A word to the wise for apparel companies: Don’t miss out on tax savings you’re entitled to.
As we neared the 2015 December holiday season, Congress was busy working on its annual gift package of new U.S. tax incentives and extenders of tax incentives that expired at the end of 2014. These incentives represent over fifty expired provisions and include such items as bonus depreciation, increases to the Sec. 179 deductions (expensing provision) and the research and development (R&D) credit. Usually these types of items are extended for one year and expire on December 31. The process then repeats every December going forward.
However, this past December Congress sent President Obama the year-end tax incentives package known as The Protecting Americans from Tax Hikes Act (PATH) of 2015, which he signed into law on December 18. One of the most important provisions of this new law is related to the R&D credit.
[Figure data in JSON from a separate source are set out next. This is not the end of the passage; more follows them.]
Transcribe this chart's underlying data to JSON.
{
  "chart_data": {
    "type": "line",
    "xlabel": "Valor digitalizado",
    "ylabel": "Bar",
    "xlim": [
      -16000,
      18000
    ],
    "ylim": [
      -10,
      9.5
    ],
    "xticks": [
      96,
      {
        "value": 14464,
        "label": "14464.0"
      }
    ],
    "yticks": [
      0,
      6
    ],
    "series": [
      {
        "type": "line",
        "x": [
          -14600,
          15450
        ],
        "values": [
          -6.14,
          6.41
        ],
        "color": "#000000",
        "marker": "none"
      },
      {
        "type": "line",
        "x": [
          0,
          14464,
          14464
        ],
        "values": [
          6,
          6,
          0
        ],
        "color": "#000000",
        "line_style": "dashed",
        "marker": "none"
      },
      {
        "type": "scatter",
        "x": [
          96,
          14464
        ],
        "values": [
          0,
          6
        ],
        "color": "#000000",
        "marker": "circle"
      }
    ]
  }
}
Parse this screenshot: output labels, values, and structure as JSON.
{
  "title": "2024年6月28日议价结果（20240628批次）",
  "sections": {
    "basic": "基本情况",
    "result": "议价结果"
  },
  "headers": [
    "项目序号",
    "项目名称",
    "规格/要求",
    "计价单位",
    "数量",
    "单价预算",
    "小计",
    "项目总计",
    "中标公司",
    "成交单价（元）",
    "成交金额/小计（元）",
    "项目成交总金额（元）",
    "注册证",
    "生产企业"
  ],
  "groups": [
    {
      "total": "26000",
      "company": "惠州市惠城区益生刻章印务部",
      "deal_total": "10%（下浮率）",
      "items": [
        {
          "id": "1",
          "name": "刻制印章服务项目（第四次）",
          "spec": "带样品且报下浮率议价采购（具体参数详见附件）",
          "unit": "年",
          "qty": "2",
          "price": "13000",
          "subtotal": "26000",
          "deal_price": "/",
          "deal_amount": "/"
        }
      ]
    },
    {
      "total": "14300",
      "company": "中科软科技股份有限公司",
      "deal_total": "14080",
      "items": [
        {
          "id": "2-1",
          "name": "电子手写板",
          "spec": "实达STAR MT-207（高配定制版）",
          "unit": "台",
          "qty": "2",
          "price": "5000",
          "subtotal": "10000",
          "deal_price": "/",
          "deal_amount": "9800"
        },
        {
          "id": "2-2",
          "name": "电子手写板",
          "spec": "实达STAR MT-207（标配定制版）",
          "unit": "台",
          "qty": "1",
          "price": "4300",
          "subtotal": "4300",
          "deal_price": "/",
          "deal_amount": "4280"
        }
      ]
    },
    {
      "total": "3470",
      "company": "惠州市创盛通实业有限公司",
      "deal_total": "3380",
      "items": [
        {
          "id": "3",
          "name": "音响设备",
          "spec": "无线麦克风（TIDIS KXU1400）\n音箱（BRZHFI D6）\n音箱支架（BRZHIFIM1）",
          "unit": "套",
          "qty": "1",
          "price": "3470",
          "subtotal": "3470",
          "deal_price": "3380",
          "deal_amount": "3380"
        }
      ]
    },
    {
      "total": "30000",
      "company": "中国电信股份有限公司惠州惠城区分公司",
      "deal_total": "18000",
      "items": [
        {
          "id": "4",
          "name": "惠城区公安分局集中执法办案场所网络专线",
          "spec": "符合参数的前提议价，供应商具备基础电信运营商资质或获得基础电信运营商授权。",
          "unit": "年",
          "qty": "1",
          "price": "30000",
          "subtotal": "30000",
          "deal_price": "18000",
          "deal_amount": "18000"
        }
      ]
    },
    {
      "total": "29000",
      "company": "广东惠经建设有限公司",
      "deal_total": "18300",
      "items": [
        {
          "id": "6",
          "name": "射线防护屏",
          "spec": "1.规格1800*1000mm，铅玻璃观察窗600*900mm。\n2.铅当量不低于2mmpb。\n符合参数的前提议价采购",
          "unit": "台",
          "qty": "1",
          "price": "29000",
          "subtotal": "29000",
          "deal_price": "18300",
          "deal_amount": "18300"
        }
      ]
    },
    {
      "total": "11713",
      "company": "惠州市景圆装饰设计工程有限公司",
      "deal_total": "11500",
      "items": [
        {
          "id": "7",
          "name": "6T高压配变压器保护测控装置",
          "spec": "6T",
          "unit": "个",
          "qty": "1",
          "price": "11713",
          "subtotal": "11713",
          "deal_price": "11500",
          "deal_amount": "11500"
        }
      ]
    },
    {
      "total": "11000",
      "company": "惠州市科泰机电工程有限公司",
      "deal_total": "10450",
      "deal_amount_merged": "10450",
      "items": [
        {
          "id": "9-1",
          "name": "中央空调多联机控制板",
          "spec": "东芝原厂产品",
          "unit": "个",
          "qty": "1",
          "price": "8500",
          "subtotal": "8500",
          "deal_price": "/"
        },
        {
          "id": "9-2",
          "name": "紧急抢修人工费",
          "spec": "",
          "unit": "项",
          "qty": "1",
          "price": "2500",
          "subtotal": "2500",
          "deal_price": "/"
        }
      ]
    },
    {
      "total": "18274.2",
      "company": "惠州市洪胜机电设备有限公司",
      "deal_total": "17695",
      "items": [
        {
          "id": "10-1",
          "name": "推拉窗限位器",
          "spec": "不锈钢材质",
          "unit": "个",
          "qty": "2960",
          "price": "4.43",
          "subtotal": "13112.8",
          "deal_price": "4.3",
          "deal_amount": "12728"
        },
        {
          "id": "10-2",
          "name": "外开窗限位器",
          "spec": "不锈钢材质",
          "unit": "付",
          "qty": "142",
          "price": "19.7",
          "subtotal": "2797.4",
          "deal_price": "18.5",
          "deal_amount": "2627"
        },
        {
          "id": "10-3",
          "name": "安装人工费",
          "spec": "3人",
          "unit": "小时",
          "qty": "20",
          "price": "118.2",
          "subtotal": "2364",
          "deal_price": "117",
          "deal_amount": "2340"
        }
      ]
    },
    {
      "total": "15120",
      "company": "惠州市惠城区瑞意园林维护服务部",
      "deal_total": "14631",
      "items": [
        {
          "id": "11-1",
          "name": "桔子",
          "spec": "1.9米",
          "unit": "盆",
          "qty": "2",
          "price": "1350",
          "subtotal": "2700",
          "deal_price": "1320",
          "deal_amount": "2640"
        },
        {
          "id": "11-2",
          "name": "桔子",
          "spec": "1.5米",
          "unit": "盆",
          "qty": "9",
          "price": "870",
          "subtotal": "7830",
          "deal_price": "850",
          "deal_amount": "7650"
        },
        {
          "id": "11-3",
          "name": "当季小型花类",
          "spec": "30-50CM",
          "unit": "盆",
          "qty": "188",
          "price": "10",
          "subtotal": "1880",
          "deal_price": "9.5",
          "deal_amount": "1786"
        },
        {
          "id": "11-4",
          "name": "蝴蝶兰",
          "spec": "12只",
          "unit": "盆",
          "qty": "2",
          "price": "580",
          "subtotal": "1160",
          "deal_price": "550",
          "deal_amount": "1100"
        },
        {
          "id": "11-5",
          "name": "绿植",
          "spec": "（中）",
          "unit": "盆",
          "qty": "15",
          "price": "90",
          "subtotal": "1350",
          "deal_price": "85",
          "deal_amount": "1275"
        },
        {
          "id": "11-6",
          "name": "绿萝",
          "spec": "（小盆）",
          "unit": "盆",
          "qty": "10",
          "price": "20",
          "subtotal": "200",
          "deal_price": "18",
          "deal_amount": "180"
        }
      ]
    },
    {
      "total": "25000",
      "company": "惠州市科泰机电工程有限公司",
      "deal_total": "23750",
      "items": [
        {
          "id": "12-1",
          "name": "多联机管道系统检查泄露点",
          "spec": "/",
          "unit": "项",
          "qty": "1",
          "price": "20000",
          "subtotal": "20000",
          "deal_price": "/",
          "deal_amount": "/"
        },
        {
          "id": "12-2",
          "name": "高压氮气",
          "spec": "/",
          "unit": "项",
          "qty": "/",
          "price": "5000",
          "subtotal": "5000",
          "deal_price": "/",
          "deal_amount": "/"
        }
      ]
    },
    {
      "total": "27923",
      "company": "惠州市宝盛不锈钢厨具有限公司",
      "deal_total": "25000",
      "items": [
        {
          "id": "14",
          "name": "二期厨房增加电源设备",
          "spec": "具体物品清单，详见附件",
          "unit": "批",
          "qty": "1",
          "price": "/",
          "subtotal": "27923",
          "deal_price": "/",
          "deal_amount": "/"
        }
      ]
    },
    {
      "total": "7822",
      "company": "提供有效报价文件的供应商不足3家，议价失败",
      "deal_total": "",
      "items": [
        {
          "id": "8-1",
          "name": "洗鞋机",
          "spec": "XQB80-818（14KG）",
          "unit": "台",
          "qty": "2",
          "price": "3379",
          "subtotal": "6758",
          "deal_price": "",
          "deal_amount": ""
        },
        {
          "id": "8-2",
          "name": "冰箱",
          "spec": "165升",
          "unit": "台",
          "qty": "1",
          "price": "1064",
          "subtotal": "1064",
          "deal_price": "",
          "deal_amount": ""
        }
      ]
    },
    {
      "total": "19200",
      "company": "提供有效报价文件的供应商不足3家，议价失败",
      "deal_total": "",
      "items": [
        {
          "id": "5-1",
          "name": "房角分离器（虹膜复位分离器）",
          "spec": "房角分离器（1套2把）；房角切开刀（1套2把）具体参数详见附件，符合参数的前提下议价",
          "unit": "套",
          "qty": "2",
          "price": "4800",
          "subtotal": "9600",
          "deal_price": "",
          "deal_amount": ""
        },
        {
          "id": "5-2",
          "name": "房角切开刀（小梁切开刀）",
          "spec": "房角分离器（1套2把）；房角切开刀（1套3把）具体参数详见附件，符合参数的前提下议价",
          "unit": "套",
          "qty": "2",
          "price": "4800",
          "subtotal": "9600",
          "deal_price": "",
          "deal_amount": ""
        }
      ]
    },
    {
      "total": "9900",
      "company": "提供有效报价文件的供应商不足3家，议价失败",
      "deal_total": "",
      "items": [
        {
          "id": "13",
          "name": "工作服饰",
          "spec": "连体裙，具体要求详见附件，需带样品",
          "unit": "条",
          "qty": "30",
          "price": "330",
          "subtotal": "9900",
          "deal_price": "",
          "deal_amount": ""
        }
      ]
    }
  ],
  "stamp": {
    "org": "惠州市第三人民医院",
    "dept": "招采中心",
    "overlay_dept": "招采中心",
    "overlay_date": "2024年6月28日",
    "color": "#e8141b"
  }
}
Instead of just extending the current R&D provisions for one year as they have in the past, they expanded the law and made the R&D credit provisions permanent, which is very significant for proper tax planning.
Often, when I am speaking to owners and management of apparel companies, they are not aware that they may qualify for the R&D tax credit. This credit is effectively a cash incentive provided by our government for research and development activities performed by companies in the United States. Over the years, Congress has expanded these laws, and more and more activities and companies qualify for the credits. It doesn’t just apply to technology and drug companies. It is for any company that designs, develops or improves products and/or processes. For apparel companies, typical “R&D” activities involve the design and development of new garments and techniques. These include new garments, accessories, shoes, fabrics, chemical treatments, etc. You do not need to have a special lab set up for R&D to take place.
Unfortunately, one of the most significant limitations companies historically faced from the R&D credit was the Alternative Minimum Tax (AMT) limitation. The R&D credit in the past could only reduce the regular tax down to the amount of AMT. For many taxpayers, this eliminated the benefits of the credit. AMT is complex, but in short, it is a parallel tax calculation and the tax you pay is the greater of your regular tax or the AMT. Since the credit did not reduce AMT, it was not useful to many taxpayers. One of the most significant and beneficial changes under the PATH is the credit can now reduce AMT as well as the regular tax for companies with under $50 million in gross receipts. This was the greatest impediment preventing companies from taking advantage of the R&D credit, and it has now been eliminated.
For companies that faced this in the past, it is time to look at this credit again. The other new R&D provision of the PATH targets start-up companies, allowing for a credit against payroll taxes for companies with less than $5 million in gross receipts. This provision is capped at $250,000 of credits per year for 5 years.
As with many tax laws, understanding if you qualify for, and can take advantage of, R&D credits requires proper record keeping and documentation. Qualifying activities, and the time employees spend on these activities, must be identified and documented.